We can’t help but yearn for something more, even if we can’t yet name it. We conjure a kernel of belief that what’s coming will be better, fuller, richer, more meaningful and brimming with seized moments and fewer regrets.
And yet, when our hearts swivel forward, our heads too often halt us with reminders of reality.
First, these reminders are deeply personal: regrets, misses, unaccomplished dreams, the far-from-perfect life rushes in with vengeance. Finger pointed at our own hearts. Then, mercilessly, the world’s realities pile on. No wonder 88% of people who set New Year’s resolutions abandon them by mid-January. It’s easier to stay protected in your current skin, huddle in your known cocoon, and get by in the darkness.

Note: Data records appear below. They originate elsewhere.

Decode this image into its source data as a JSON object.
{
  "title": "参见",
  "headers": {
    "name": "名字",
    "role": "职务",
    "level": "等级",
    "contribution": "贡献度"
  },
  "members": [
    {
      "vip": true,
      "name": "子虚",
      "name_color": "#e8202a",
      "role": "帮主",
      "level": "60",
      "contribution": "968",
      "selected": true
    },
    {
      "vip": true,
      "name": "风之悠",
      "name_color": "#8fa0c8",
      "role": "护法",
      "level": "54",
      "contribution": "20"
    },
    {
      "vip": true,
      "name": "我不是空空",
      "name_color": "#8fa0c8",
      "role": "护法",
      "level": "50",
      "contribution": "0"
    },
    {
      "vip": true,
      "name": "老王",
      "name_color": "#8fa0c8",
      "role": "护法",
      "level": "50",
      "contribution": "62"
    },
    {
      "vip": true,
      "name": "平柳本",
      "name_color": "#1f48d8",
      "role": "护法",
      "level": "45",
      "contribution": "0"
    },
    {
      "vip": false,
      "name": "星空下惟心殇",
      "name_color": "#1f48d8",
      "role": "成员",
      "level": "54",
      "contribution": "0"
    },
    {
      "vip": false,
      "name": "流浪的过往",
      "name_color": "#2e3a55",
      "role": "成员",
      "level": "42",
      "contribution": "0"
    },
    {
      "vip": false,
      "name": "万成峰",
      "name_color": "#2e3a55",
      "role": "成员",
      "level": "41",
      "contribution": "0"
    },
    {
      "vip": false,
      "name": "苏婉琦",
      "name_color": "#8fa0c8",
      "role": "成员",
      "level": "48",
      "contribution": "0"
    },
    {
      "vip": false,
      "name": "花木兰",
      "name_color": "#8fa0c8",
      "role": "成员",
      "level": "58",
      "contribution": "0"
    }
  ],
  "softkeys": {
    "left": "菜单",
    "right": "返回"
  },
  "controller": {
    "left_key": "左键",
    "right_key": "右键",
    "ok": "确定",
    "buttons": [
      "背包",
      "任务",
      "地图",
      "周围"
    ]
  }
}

As time’s inventory pass us by.
Who Before Why
What the snake, caterpillar, night, and day have over us is that their becoming is a “simple,” natural next step. As the new season of change approaches, it’s their instinctive occurrence. Abraham Maslow told us that what we can become, we must become. And yet, unlike these examples, you and I must consciously decide to shed our skin, consciously decide to step from our cocoon, and consciously decide to enter the light of who we must become.
Not so “simple.”
The snake, caterpillar, and light don’t ask why. They don’t ponder greater purpose. It’s as if their instincts know that questioning would impede becoming.
We on the other hand are conditioned to believe we must have and articulate our “why.”
Simon Sinek built an empire on the mantra: Start with why. Friedrich Nietzsche reminds us that with a strong enough why, we can endure any how. From religions, ethics classes, and company mission statements to my own We Supply America tour, we’re implored to be part of something bigger—to be, as I’ve said for years, a force for good.
I believe in all this; grounding in purpose and meaning is essential. And yet, paradoxically, it often surfaces prematurely.
From the outset, we feel pressure to know our purpose, our why, and confidently declare our contribution to something greater. There’s irony here: these less-evolved species become what they’re meant to without addressing why. They simply become.
Maybe, just maybe, the natural path is to become who you’re meant to be and worry about why, purpose, and meaning later.
I’m drawn to lessons from British philosopher Alan Watts and mythologist Joseph Campbell. Watts tells us: You are the meaning. Campbell echoes this, suggesting we’re asking the wrong question when we seek meaning—we are it. All of which crystallizes a thought that hit me weeks ago while walking a forest preserve near home:
Who must come before why.
And, following Sinek’s model, who must also precede how and what.